Tras su fallecimiento, Godwin, ciego de pena, publicó toda su obra, incluyendo las cartas a Imlay. Él pensaba rendir así un homenaje a su mujer, pero en el mundo soplaban ya los vientos reaccionarios y los conservadores aprovecharon la irregularidad de la vida de Mary (sus intentos de suicidio, sus relaciones sexuales pecaminosas) para acabar con su memoria. Se la demonizó y ridiculizó, desvirtuando el sentido de sus trabajos. Durante siglo y medio consiguieron enterrarla en un conveniente estereotipo circular: era una loca, una desgraciada, una inmoral, una feminista; las feministas eran inmorales, desgraciadas, locas.

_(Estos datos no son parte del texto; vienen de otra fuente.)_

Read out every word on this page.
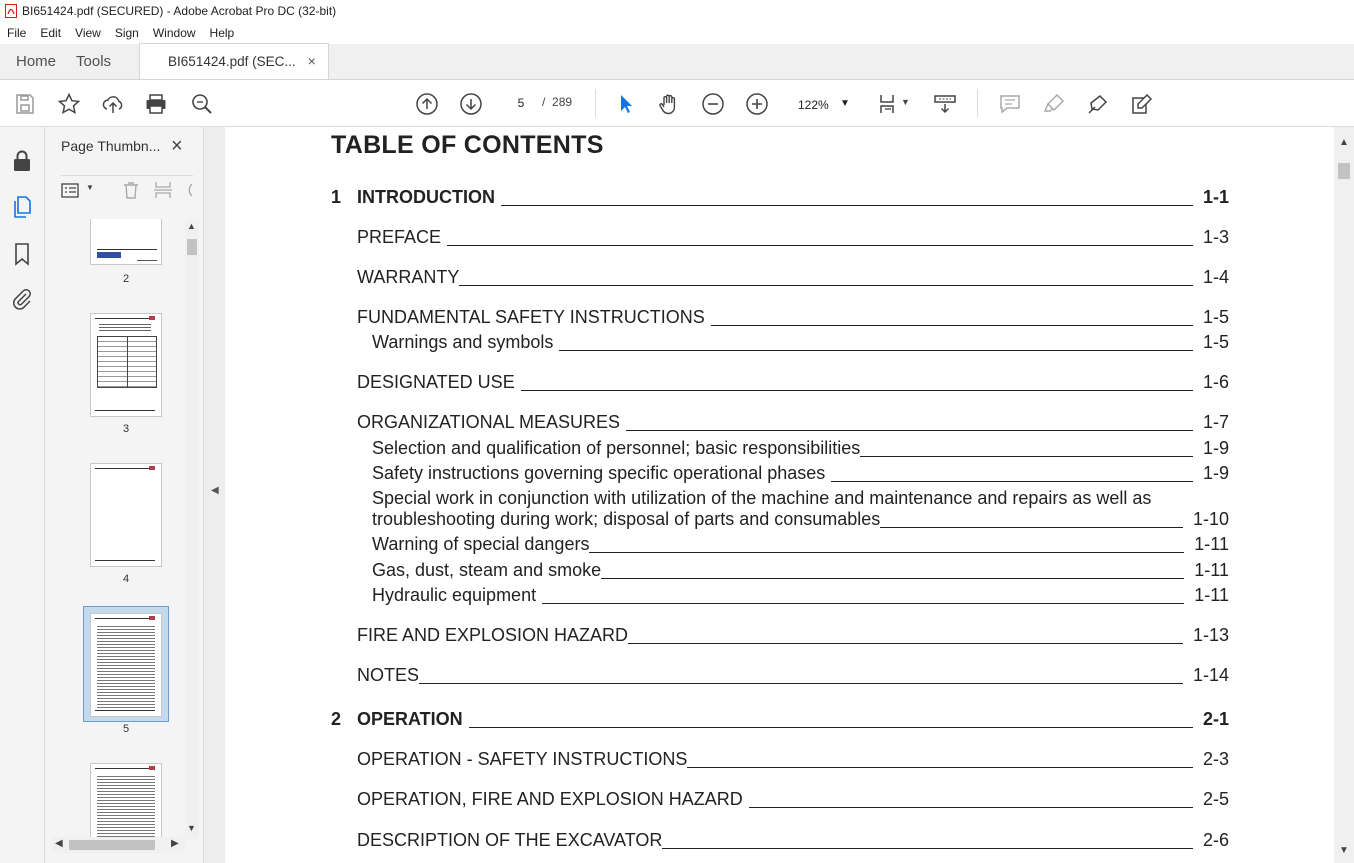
BI651424.pdf (SECURED) - Adobe Acrobat Pro DC (32-bit)
File	Edit	View	Sign	Window	Help
Home	Tools	BI651424.pdf (SEC... ×
5	/ 289	122% ▼	▼
Page Thumbn... ×
▼
2
3
4
5
▲
▼
◀	▶
◀
TABLE OF CONTENTS
1 INTRODUCTION	1-1
PREFACE	1-3
WARRANTY	1-4
FUNDAMENTAL SAFETY INSTRUCTIONS	1-5
Warnings and symbols	1-5
DESIGNATED USE	1-6
ORGANIZATIONAL MEASURES	1-7
Selection and qualification of personnel; basic responsibilities	1-9
Safety instructions governing specific operational phases	1-9
Special work in conjunction with utilization of the machine and maintenance and repairs as well as
troubleshooting during work; disposal of parts and consumables	1-10
Warning of special dangers	1-11
Gas, dust, steam and smoke	1-11
Hydraulic equipment	1-11
FIRE AND EXPLOSION HAZARD	1-13
NOTES	1-14
2 OPERATION	2-1
OPERATION - SAFETY INSTRUCTIONS	2-3
OPERATION, FIRE AND EXPLOSION HAZARD	2-5
DESCRIPTION OF THE EXCAVATOR	2-6
▲
▼
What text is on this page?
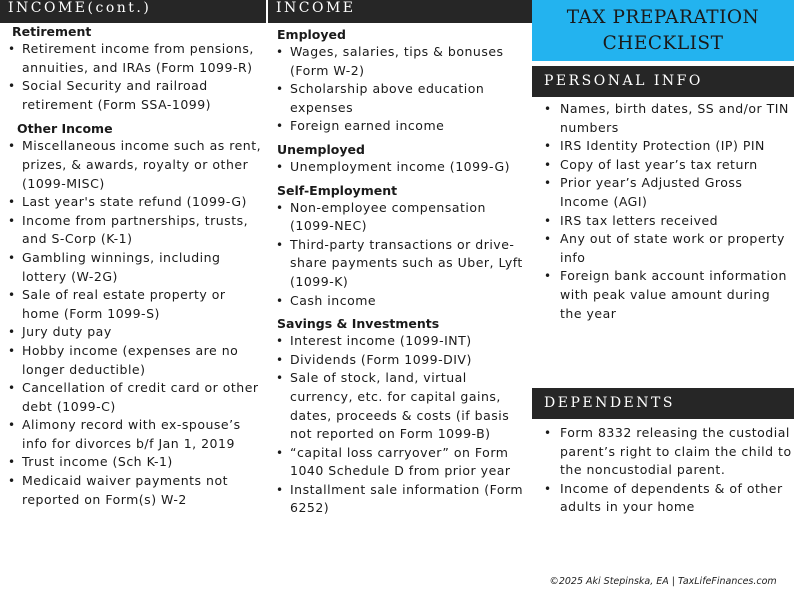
INCOME(cont.)
Retirement
• Retirement income from pensions, annuities, and IRAs (Form 1099-R)
• Social Security and railroad retirement (Form SSA-1099)
Other Income
• Miscellaneous income such as rent, prizes, & awards, royalty or other (1099-MISC)
• Last year's state refund (1099-G)
• Income from partnerships, trusts, and S-Corp (K-1)
• Gambling winnings, including lottery (W-2G)
• Sale of real estate property or home (Form 1099-S)
• Jury duty pay
• Hobby income (expenses are no longer deductible)
• Cancellation of credit card or other debt (1099-C)
• Alimony record with ex-spouse’s info for divorces b/f Jan 1, 2019
• Trust income (Sch K-1)
• Medicaid waiver payments not reported on Form(s) W-2
INCOME
Employed
• Wages, salaries, tips & bonuses (Form W-2)
• Scholarship above education expenses
• Foreign earned income
Unemployed
• Unemployment income (1099-G)
Self-Employment
• Non-employee compensation (1099-NEC)
• Third-party transactions or drive-share payments such as Uber, Lyft (1099-K)
• Cash income
Savings & Investments
• Interest income (1099-INT)
• Dividends (Form 1099-DIV)
• Sale of stock, land, virtual currency, etc. for capital gains, dates, proceeds & costs (if basis not reported on Form 1099-B)
• “capital loss carryover” on Form 1040 Schedule D from prior year
• Installment sale information (Form 6252)
TAX PREPARATION
CHECKLIST
PERSONAL INFO
• Names, birth dates, SS and/or TIN numbers
• IRS Identity Protection (IP) PIN
• Copy of last year’s tax return
• Prior year’s Adjusted Gross Income (AGI)
• IRS tax letters received
• Any out of state work or property info
• Foreign bank account information with peak value amount during the year
DEPENDENTS
• Form 8332 releasing the custodial parent’s right to claim the child to the noncustodial parent.
• Income of dependents & of other adults in your home
©2025 Aki Stepinska, EA | TaxLifeFinances.com
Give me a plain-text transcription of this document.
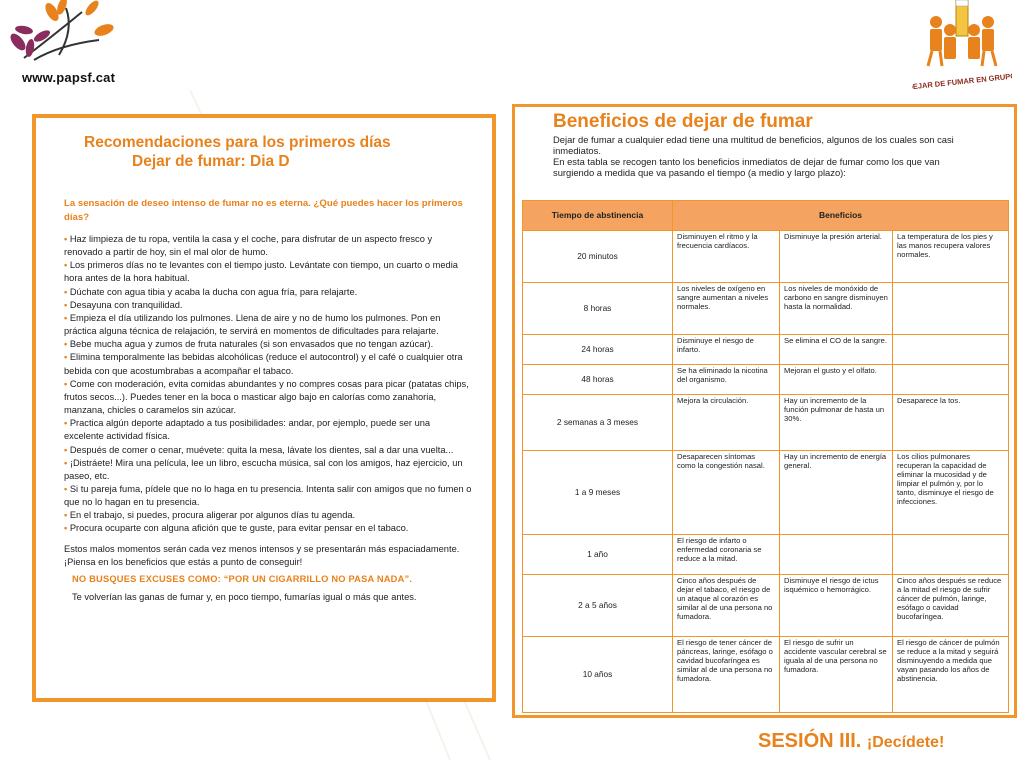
www.papsf.cat	DEJAR DE FUMAR EN GRUPO
Recomendaciones para los primeros días
Dejar de fumar: Dia D
La sensación de deseo intenso de fumar no es eterna. ¿Qué puedes hacer los primeros días?
• Haz limpieza de tu ropa, ventila la casa y el coche, para disfrutar de un aspecto fresco y renovado a partir de hoy, sin el mal olor de humo.
• Los primeros días no te levantes con el tiempo justo. Levántate con tiempo, un cuarto o media hora antes de la hora habitual.
• Dúchate con agua tibia y acaba la ducha con agua fría, para relajarte.
• Desayuna con tranquilidad.
• Empieza el día utilizando los pulmones. Llena de aire y no de humo los pulmones. Pon en práctica alguna técnica de relajación, te servirá en momentos de dificultades para relajarte.
• Bebe mucha agua y zumos de fruta naturales (si son envasados que no tengan azúcar).
• Elimina temporalmente las bebidas alcohólicas (reduce el autocontrol) y el café o cualquier otra bebida con que acostumbrabas a acompañar el tabaco.
• Come con moderación, evita comidas abundantes y no compres cosas para picar (patatas chips, frutos secos...). Puedes tener en la boca o masticar algo bajo en calorías como zanahoria, manzana, chicles o caramelos sin azúcar.
• Practica algún deporte adaptado a tus posibilidades: andar, por ejemplo, puede ser una excelente actividad física.
• Después de comer o cenar, muévete: quita la mesa, lávate los dientes, sal a dar una vuelta...
• ¡Distráete! Mira una película, lee un libro, escucha música, sal con los amigos, haz ejercicio, un paseo, etc.
• Si tu pareja fuma, pídele que no lo haga en tu presencia. Intenta salir con amigos que no fumen o que no lo hagan en tu presencia.
• En el trabajo, si puedes, procura aligerar por algunos días tu agenda.
• Procura ocuparte con alguna afición que te guste, para evitar pensar en el tabaco.
Estos malos momentos serán cada vez menos intensos y se presentarán más espaciadamente. ¡Piensa en los beneficios que estás a punto de conseguir!
NO BUSQUES EXCUSES COMO: “POR UN CIGARRILLO NO PASA NADA”.
Te volverían las ganas de fumar y, en poco tiempo, fumarías igual o más que antes.
Beneficios de dejar de fumar

Dejar de fumar a cualquier edad tiene una multitud de beneficios, algunos de los cuales son casi inmediatos.

En esta tabla se recogen tanto los beneficios inmediatos de dejar de fumar como los que van surgiendo a medida que va pasando el tiempo (a medio y largo plazo):

Tiempo de abstinencia	Beneficios		
20 minutos	Disminuyen el ritmo y la frecuencia cardíacos.	Disminuye la presión arterial.	La temperatura de los pies y las manos recupera valores normales.
8 horas	Los niveles de oxígeno en sangre aumentan a niveles normales.	Los niveles de monóxido de carbono en sangre disminuyen hasta la normalidad.	
24 horas	Disminuye el riesgo de infarto.	Se elimina el CO de la sangre.	
48 horas	Se ha eliminado la nicotina del organismo.	Mejoran el gusto y el olfato.	
2 semanas a 3 meses	Mejora la circulación.	Hay un incremento de la función pulmonar de hasta un 30%.	Desaparece la tos.
1 a 9 meses	Desaparecen síntomas como la congestión nasal.	Hay un incremento de energía general.	Los cilios pulmonares recuperan la capacidad de eliminar la mucosidad y de limpiar el pulmón y, por lo tanto, disminuye el riesgo de infecciones.
1 año	El riesgo de infarto o enfermedad coronaria se reduce a la mitad.		
2 a 5 años	Cinco años después de dejar el tabaco, el riesgo de un ataque al corazón es similar al de una persona no fumadora.	Disminuye el riesgo de ictus isquémico o hemorrágico.	Cinco años después se reduce a la mitad el riesgo de sufrir cáncer de pulmón, laringe, esófago o cavidad bucofaríngea.
10 años	El riesgo de tener cáncer de páncreas, laringe, esófago o cavidad bucofaríngea es similar al de una persona no fumadora.	El riesgo de sufrir un accidente vascular cerebral se iguala al de una persona no fumadora.	El riesgo de cáncer de pulmón se reduce a la mitad y seguirá disminuyendo a medida que vayan pasando los años de abstinencia.
SESIÓN III. ¡Decídete!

Al morir, Mary estaba trabajando en su segunda novela, María o los males de la mujer, en la que contaba la historia aterradora de una mujer a quien su marido ha encerrado en un manicomio para librarse de ella (una situación al parecer bastante común en la Inglaterra de esa época: la mujer casada era una propiedad del esposo y carecía de todo derecho). La novela empieza haciendo una referencia peyorativa a las novelas góticas tan de moda entonces: el horror de esos castillos llenos de fantasmas, dice, no es nada comparado al horror de la “mansión de desesperanza” en la que la protagonista se encuentra; al horror, en fin, de la vida misma. Irónicamente, apenas veinte años más tarde, su hija Mary iba a escribir una novela gótica como las que a ella tanto le irritaban: pero una novela muy bella, ese Frankenstein en cuyo doliente monstruo algunos han querido ver el emblema de las mujeres sojuzgadas: “¿He de respetar al hombre cuando me desprecia?”, dice el monstruo. “Por doquier veo felicidad, de la que estoy irrevocablemente excluido”. Es el mismo sentimiento de exclusión de la vida (la imposibilidad de tener una existencia plena) que experimentaban las mujeres del siglo XIX, atrapadas por la convencionalidad y los prejuicios. Tendrían que pasar cien años para que los europeos admitieran a las mujeres en sus universidades, y el voto femenino no se conquistó hasta bien entrado el siglo XX (en España, durante la República; en Francia, en 1945). El conmovedor monstruo de Mary Shelley sólo quiere un trato humano e igualitario: pero nadie le entiende y acaba muriendo en la infinita soledad polar, inmolado en su propia pira. Como Mary Wollstonecraft, ardiendo de razón y de pasión en un mar de incomprensión y hielo.